To appeal to popularity, the sermons of many pastors/priests in denominations are merely copied from the internet anyway, with a few funny pictures inserted for humor and "life lessons", rather than solid training in biblical exegesis. People may feel they are receiving some benefit, but they do not improve their ability to understand the bible for themselves.

A classic example which has popped up on this forum, is the idea that gathering of two or three people is a church based upon an isolated reading of Matthew 18:20. Examination of the surrounding passages, particularly verses 16 and 17, reveal that the statement by Christ is about telling ones grievances to the church, and telling two or three people is the next step after telling the person you have issue with. This is according to the principle of two or three witnesses. Context reveals it is not about defining a church as two or three people, at all.

The context is set by verse 16 and 17:

16 But if they will not listen, take one or two others along, so that ‘every matter may be established by the testimony of two or three witnesses.’[d] 17 If they still refuse to listen, tell it to the church; and if they refuse to listen even to the church, treat them as you would a pagan or a tax collector.

It is saying to tell the person you have issue with, if they don't listen, then take along two or three, and then if the two or three don't convince them, make it public in the church. It is not saying that any gathering of two or three Christians are a church. Why would verse 16 say take along two or three, and then verse 17 say tell it to the church of two or three? Doesn't make sense. So the church must be something larger than just two or three.

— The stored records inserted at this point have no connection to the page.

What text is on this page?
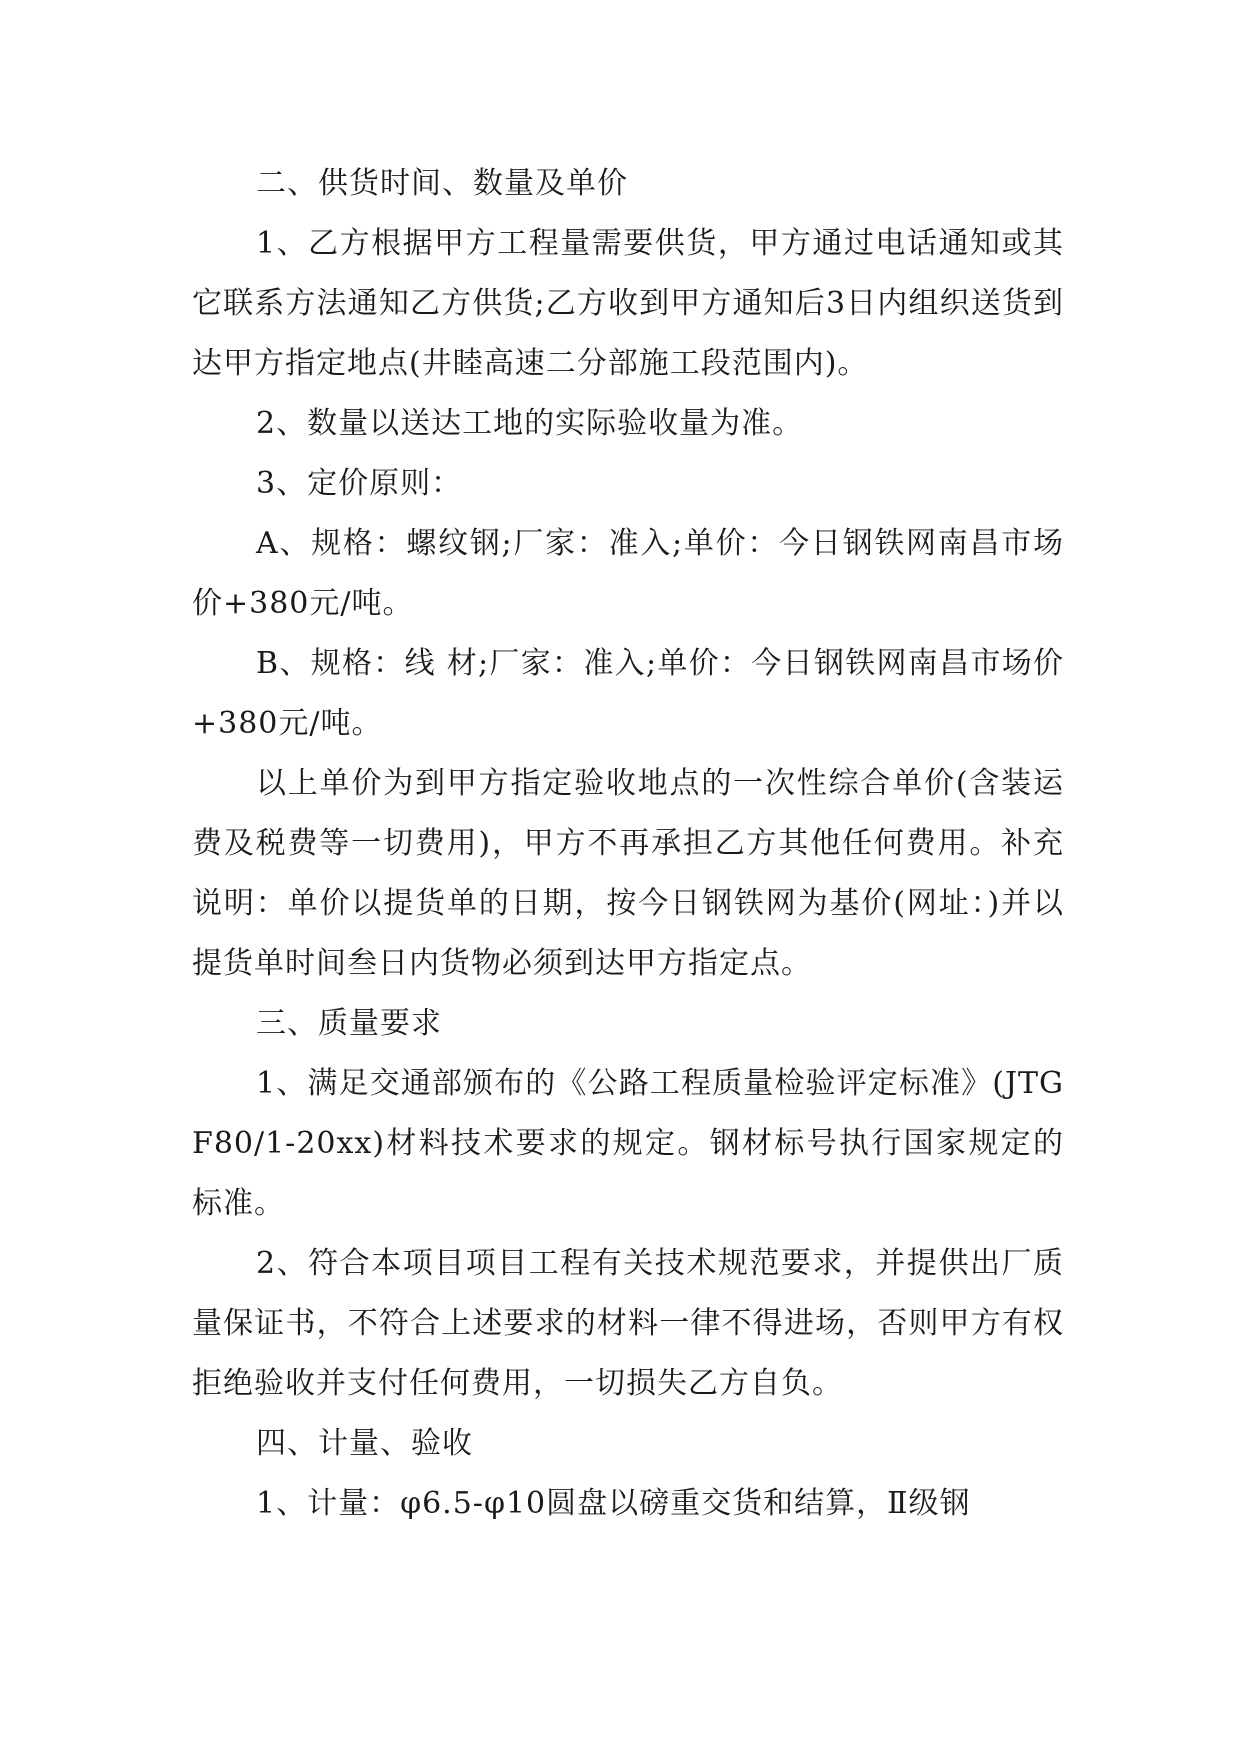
二、供货时间、数量及单价

1、乙方根据甲方工程量需要供货，甲方通过电话通知或其它联系方法通知乙方供货;乙方收到甲方通知后3日内组织送货到达甲方指定地点(井睦高速二分部施工段范围内)。

2、数量以送达工地的实际验收量为准。

3、定价原则：

A、规格：螺纹钢;厂家：准入;单价：今日钢铁网南昌市场价+380元/吨。

B、规格：线 材;厂家：准入;单价：今日钢铁网南昌市场价+380元/吨。

以上单价为到甲方指定验收地点的一次性综合单价(含装运费及税费等一切费用)，甲方不再承担乙方其他任何费用。补充说明：单价以提货单的日期，按今日钢铁网为基价(网址：)并以提货单时间叁日内货物必须到达甲方指定点。

三、质量要求

1、满足交通部颁布的《公路工程质量检验评定标准》(JTGF80/1-20xx)材料技术要求的规定。钢材标号执行国家规定的标准。

2、符合本项目项目工程有关技术规范要求，并提供出厂质量保证书，不符合上述要求的材料一律不得进场，否则甲方有权拒绝验收并支付任何费用，一切损失乙方自负。

四、计量、验收

1、计量：φ6.5-φ10圆盘以磅重交货和结算，Ⅱ级钢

Another example is the prosperity gospel which is built upon a few verses that when read in isolation seem to appear that God wants us to be financially rich. Many churches believe in this idea and the congregation accepts it because all they have to do is literally read the verse that says God wants us to prosper, and then take that to its logical conclusion that God wants us to be rich.

But Lee does not take individual verses and try to explain them in isolation. Instead, Lee employs the principle of first mention. The dominant meaning comes from the first mention of the theme and carries through the rest of the bible. This is why sometimes we compare Lee's footnote with the verse and find it does not match so well if read in isolation. The reason is that he has connected it with the first mention.

Lee often talks of "lines" in the bible. A line of this and a line of that. They are dominant themes that weave from Genesis through to Revelation. Reading the bible in this way has provided great insight and simplification of the bible as a whole, leading to greater understanding. It based upon the idea that the bible is not merely a collection of daily verses, but a complete message, a story which God wants to reveal to humanity. We can think of the bible as a tree with branches rather than as a collection of standalone verses.

To my knowledge the principle of first mention is a sound approach for biblical interpretation. Catholics would disagree of course, stating that the principle of reading scripture is by way of "sacred tradition". But in Protestant circles, the principle of first mention is solid.

Therefore Christians who take what shall I say, a naive approach, to reading the bible - reading each verse in isolation, and trying to squeeze as much meaning out of it as possible, even by taking it to its literal extreme, may find it confusing when the stated meaning of the passage by Lee, differs from the isolated, strict and literal interpretation they expect.